Ben bir önceki söyleşimde kişi başına düşen milli gelirin, reel olarak sadece %32 artmış olduğunu söylemiştim. Sayın Arslan'ın verdiği "nüfus artışı etkisi düşüldüğünde reel artış yüzde 50 civarında oluyor" tepkisi tabii ki kişi başına düşen milli gelir kavramını anlamsız hale getiriyor.
Sayın Arslan "Büyüme dönemlerinde ekonomiyi zayıflatan iki sorunun bütçe açığı ve cari açık sorunu olduğunu” belirtiyor. Bence büyüme eksenli olarak bu iki açık arasında bir takas söz konusu. Büyümenin – yüzde 4.7 olduğu 2009'da cari açık -2010'a oranla- 42 milyar dolardan 14 milyar dolara düşerken, bütçe açığı 17.4 milyar dolardan, 52.8 milyar dolara çıktı. Şimdiki düşük büyüme ortamında da cari açık-bütçe açığı arasında benzeri bir takas görmekteyiz: Cari açık daralma eğilimi gösterirken, bütçe açığı alarm vermekte. Tabii yüksek hızlı büyüme dönemlerinde -dolaylı vergilerin toplam vergilerde ağırlığı ve büyemenin iç talep kaynaklı olması nedenleriyle- cari açık artarken, bütçe açığı azalıyor.
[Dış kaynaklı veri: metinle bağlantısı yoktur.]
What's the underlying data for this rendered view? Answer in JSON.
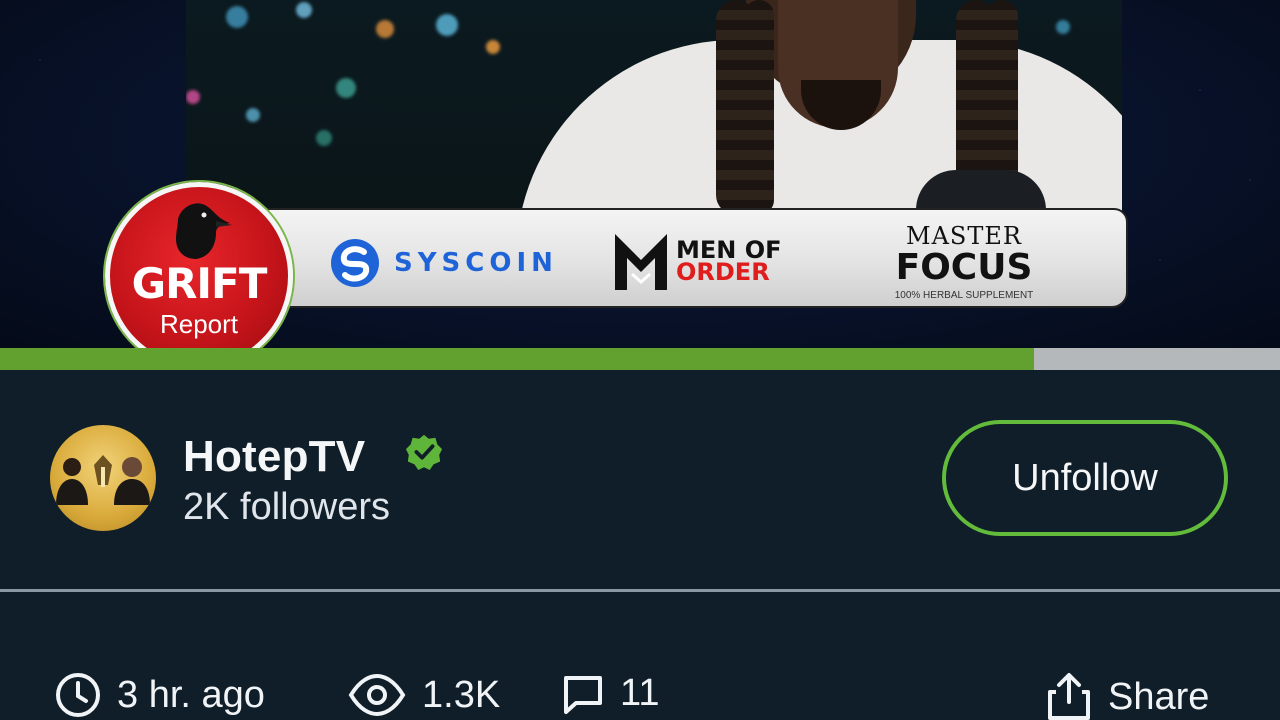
{
  "video": {
    "sponsors": {
      "syscoin": "SYSCOIN",
      "men_of_order_line1": "MEN OF",
      "men_of_order_line2": "ORDER",
      "master_focus_top": "MASTER",
      "master_focus_main": "FOCUS",
      "master_focus_sub": "100% HERBAL SUPPLEMENT"
    },
    "badge": {
      "title": "GRIFT",
      "subtitle": "Report"
    },
    "progress_fraction": 0.808
  },
  "channel": {
    "name": "HotepTV",
    "verified_icon": "verified-check-icon",
    "followers": "2K followers",
    "unfollow_label": "Unfollow"
  },
  "stats": {
    "time": {
      "icon": "clock-icon",
      "label": "3 hr. ago"
    },
    "views": {
      "icon": "eye-icon",
      "label": "1.3K"
    },
    "comments": {
      "icon": "comment-icon",
      "label": "11"
    },
    "share": {
      "icon": "share-icon",
      "label": "Share"
    }
  },
  "colors": {
    "background": "#0f1e29",
    "accent_green": "#62bb3a",
    "progress_green": "#62a02f",
    "syscoin_blue": "#1e64d8",
    "grift_red": "#c5141a"
  }
}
- Türkiye ekonomisini genellikle makro politikalar/veriler seviyesinde tartışıyoruz ama halka yansıdığı şekliyle son dönemdeki sosyo-ekonomik verileri nasıl okumalıyız? TÜİK çalışmaları 2011'de Türkiye’de en yoksul yüzde 20 ile en zengin yüzde 20 arasındaki gelir farkının 8 kat olduğunu gösteriyor. Yani en yüksek gelirli grup, toplam ülke gelirinin %46.7'sine sahip. En yoksul gruba düşen pay sadece %5.8
Bu gelir dağılımındaki adaletsizlik neredeyse oturmuş durumda. 2006-2011 arasında önemli bir değişiklik yok. En yosul kesimin ülke gelirindeki payı 2006'da 51.8 iken, 2011'de %2.2 olmuş.
Nüfusun yüzde 16.1'i yoksulluk riski altında; yüzde 18.5'i ise "sürekli yoksulluk" riski taşıyor. Bu oran ekonomik şartların daha kötü olduğu 2009'da bile daha düşüktü (yüzde 17.3).
Nüfusun yüzde 60.4'u "ciddi finansal sıkıntı" ile karşı karşıya.
Halkın çoğunluğu borç yükü altında, sürekli taksit ödüyor; eskimiş mobilyaları yenilemek lüks, yıllık bir haftalık tatil ihtiyacını karşılayabilmek de öyle. Beklenmedik ihtiyaçları karşılayabilecek güçleri yok; temel gıdalar olan et, balık, tavuk v.s. satın almakta zorlanıyorlar.
Aynı rapordan böyle yüzlerce örnek verilebilir ama söyleşiyi rakamlara boğmak istemiyorum. Sonuç olarak ekonominin en önemli başarısı olarak gösterilen “yüksek hızlı büyüme performansı” gelir dağılımındaki eşitsizliği ortadan kaldırmamış.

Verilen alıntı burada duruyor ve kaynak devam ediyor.